Carbery’s director of sustainability Enda Buckley tells KPMG and the Irish Farmers Journal about the co-op’s aim to develop the world’s first carbon-neutral dairy farm and how it adds value to grass, for the annual IFJ / KPMG agribusiness report.
For almost a decade now, west Cork dairy processor Carbery Group has had a strong focus on sustainability, particularly within its own supply chain.
Carbery is aiming to be carbon neutral by 2035 and is already sourcing 100% of its electricity and 5% of its gas supply from renewable sources.
Since 2012, the co-op has been running its Greener Dairy programme, which is run in conjunction with Teagasc and aims to map the carbon footprint of a number of dairy farms supplying milk to Carbery.
Originally working with 12 farms spread throughout its supply catchment, Carbery’s Greener Dairy programme started by measuring water and energy usage, mapping biodiversity on farms and measuring nutrient application levels, as well as profit monitoring the financial performance of each farm.

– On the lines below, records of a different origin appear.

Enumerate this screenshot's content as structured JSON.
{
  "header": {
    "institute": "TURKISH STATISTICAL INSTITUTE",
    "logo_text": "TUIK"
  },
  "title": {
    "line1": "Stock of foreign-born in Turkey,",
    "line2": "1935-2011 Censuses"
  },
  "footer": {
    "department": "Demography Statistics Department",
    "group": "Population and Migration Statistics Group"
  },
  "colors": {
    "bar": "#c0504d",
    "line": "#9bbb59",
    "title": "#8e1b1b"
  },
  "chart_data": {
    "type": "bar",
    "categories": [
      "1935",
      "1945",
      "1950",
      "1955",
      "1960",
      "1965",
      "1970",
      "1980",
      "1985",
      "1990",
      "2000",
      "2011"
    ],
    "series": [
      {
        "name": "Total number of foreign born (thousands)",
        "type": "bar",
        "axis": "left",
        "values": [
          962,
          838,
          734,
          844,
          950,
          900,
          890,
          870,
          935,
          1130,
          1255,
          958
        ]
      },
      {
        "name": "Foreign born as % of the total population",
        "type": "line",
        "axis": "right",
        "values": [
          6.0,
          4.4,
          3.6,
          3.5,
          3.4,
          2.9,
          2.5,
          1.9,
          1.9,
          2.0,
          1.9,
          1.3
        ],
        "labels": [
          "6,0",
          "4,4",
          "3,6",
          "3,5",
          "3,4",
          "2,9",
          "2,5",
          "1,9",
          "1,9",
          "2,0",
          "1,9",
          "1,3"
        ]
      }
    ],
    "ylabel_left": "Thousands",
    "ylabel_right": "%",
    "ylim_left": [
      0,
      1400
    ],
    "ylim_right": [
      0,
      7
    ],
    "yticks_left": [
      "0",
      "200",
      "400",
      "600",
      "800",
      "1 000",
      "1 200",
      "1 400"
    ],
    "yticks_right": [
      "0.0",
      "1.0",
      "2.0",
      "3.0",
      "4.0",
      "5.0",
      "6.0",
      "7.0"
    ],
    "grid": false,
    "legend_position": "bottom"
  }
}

According to Enda Buckley, director of sustainability at Carbery, the Greener Dairy programme has delivered phenomenal learnings for both the co-op and the farmers.
“For Carbery, sustainability starts at the farm. If you take a block of cheese, 85% of the embedded carbon in that block of cheese comes from the farm,” says Buckley, who grew up on a dairy farm in west Cork. His father, brother, uncle and cousin still farm in partnership and are suppliers to Drinagh Co-op.
“We’re now actively working with 25 farmers in the Greener Dairy programme. Over the years, we’ve seen a 15% reduction in the carbon footprint of those farms. Not only that but we can show that for every one litre of milk produced on those farms it takes just 6.5 litres of water to produce it. That is honestly best in the world standards. In other countries, the figure for water footprint would be multiples of 6.5,” says Buckley.
The practical learnings that farmers have taken from Carbery’s Greener Dairy programme are now being academically recognised by University College Cork (UCC) in what’s known as Recognition of Prior Learning, or RPL.
Under this process, UCC recognises the competencies, experience and skills learned by farmers who participated in the Greener Dairy project. The farmers are awarded over 60% of the credits needed for UCC’s level 7 diploma in environmental science and social policy. Farmers are then given the option by UCC to achieve the remaining credits needed for the diploma in a more formal learning environment.
“To date, 23 of our farmer suppliers have now completed that course and been awarded diplomas by UCC.Some of them may not have even finished the Leaving Cert and here they are with a diploma in environmental science and social policy. It really gives those farmers huge confidence in themselves for what they have achieved,” says Buckley.
Despite the obvious success of the Greener Dairy farm programme, Buckley says the co-op is only getting started in what it hopes to achieve in terms of sustainability. In what would be a world-first, Carbery is now collaborating with BiOrbic, Teagasc, UCD, Trinity College, Devenish, IT Tralee, Grassa and a number of ag-tech companies from the US to scientifically measure the world's first carbon-neutral dairy farm.
Buckley says the consortium, known as Farm Zero C, has recently been awarded €200,000 in competitive research funding by Science Foundation Ireland (SFI) and is using the Shinagh dairy research farm located near Bandon as its trial farm to try to achieve a zero-emissions dairy farm. Shinagh is a joint research farm established in 2011 by the four west Cork co-ops and Teagasc. It is home to a herd of over 230 dairy cows.
Buckley says the aim at Shinagh will be to follow the approach taken by Devenish in how it mapped a carbon balance sheet at the Dowth research farm by measuring both carbon emissions and carbon sequestration, which will allow them to find the net figure for the farm's carbon footprint.
In this way, the farm can aim to become carbon-neutral with net zero emissions by increasing the amount of carbon being sequestered on the farm to fully offset the emissions created by the herd of dairy cows.
“We think there will be unbelievable learnings from Shinagh and the move to being a zero-carbon dairy farm. We're still at the carbon measurement phase in terms of both emissions but also carbon sequestration on the farm," says Buckley.
"But we've a lot of other areas to work on in terms of sustainability. Biodiversity and animal welfare are the next big areas that we are aiming to tackle. Farmers have a really strong environmental conscience and, in my experience, they really care about the environment and biodiversity," he adds.
Carbery has begun mapping the amount of biodiversity on some farms in its catchment. The results show that about 7% to 8% of the typical farm is considered to be natural habitat or an area of biodiversity.
Again, Buckley says these figures are ahead of international comparisions but more can be done. Biodiversity is being lost across Europe at an alarming rate. As such, the focus for Carbery in the near term is to maintain the existing biodiversity on farms and stop the losses. Only then can it start to help farmers improve those figures towards double digits.